Still, he said the totality of the circumstances will be hard for the defense to overcome. The teenagers were unarmed when Smith fired, and he kept their bodies for approximately 24 hours in his home after he shot them.
Friedberg said he has thought for years that the self-defense statute needs to be clarified. As it is written, deadly force is OK to prevent the commission of a felony in your home.
“If someone was on the phone in your house arranging a drug deal or a burglary, you could blow his head off. Clearly that’s not the intent, but no statute should be written so you need judicial interpretation to get it right,” he said.

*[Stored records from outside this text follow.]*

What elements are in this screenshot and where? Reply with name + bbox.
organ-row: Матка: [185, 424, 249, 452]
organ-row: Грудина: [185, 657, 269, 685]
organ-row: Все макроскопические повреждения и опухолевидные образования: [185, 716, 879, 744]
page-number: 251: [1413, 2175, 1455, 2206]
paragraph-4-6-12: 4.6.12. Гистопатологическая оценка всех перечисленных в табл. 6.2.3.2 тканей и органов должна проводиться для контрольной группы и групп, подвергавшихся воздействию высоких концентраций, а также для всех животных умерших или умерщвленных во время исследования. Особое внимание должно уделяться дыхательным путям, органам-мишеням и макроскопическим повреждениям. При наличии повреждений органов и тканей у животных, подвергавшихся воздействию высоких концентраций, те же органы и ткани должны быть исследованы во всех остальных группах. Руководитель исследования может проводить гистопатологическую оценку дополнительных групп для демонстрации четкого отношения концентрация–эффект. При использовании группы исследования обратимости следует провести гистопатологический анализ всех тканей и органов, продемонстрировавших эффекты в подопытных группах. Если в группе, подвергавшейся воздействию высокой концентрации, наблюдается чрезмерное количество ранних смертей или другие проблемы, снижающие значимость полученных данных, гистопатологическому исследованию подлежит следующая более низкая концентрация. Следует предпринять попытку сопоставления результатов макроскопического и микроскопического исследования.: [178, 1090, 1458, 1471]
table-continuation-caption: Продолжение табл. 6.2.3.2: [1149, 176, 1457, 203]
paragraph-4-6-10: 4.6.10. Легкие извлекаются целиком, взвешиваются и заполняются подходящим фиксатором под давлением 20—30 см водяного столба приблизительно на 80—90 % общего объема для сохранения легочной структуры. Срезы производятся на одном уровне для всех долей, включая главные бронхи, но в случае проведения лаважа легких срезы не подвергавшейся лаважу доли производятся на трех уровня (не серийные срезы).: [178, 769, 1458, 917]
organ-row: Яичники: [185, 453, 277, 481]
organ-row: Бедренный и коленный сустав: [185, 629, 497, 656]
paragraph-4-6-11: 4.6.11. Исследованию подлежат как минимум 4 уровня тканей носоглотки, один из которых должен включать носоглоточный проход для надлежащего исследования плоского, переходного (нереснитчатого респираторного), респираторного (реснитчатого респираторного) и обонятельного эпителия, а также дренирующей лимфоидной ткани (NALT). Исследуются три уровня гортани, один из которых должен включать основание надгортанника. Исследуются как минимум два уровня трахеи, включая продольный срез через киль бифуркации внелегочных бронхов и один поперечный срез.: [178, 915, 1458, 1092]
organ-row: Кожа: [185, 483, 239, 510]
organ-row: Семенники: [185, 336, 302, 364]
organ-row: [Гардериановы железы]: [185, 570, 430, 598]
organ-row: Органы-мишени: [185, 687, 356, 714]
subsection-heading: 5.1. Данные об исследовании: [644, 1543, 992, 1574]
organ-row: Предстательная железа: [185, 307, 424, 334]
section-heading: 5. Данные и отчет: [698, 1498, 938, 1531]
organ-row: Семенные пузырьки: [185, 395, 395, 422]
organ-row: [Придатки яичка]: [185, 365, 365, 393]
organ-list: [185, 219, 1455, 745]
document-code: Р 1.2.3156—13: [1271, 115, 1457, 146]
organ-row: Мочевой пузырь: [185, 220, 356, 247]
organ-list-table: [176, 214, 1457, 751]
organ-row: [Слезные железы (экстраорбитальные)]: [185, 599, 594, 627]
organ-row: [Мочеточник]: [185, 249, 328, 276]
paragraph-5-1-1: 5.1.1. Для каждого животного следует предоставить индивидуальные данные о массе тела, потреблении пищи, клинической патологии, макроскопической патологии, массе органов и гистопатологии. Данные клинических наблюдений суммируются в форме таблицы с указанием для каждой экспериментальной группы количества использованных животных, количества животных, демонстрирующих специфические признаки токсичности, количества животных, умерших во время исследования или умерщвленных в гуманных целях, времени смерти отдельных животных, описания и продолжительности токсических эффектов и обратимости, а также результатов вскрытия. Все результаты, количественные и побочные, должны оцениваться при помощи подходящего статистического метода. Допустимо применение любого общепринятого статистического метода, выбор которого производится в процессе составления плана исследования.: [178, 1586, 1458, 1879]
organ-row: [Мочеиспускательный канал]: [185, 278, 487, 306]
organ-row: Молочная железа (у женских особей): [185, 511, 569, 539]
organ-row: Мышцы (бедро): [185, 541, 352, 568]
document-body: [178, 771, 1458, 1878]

Last year, Gov. Mark Dayton vetoed a bill that would have expanded a person’s right to use deadly force in Minnesota. If passed, the bill would have allowed people to shoot to kill someone if they felt threatened in their home, on their porch or deck, or in their yard, tent or vehicle. It would have also changed the presumption of when a shooting is justified.
Heather Martens, the executive director of Protect Minnesota, an agency working to end gun violence in the state, said the proposed law would have had an impact on this case.
“It would have made it much harder for prosecutors to bring a murder charge against [Smith],” she said. “If a shooter claimed he acted in self defense, then the prosecution would have had to prove otherwise. In fact, a person couldn’t be arrested until law enforcement had gathered evidence to refute the self-defense claim. This case shows right where the line in our law is.”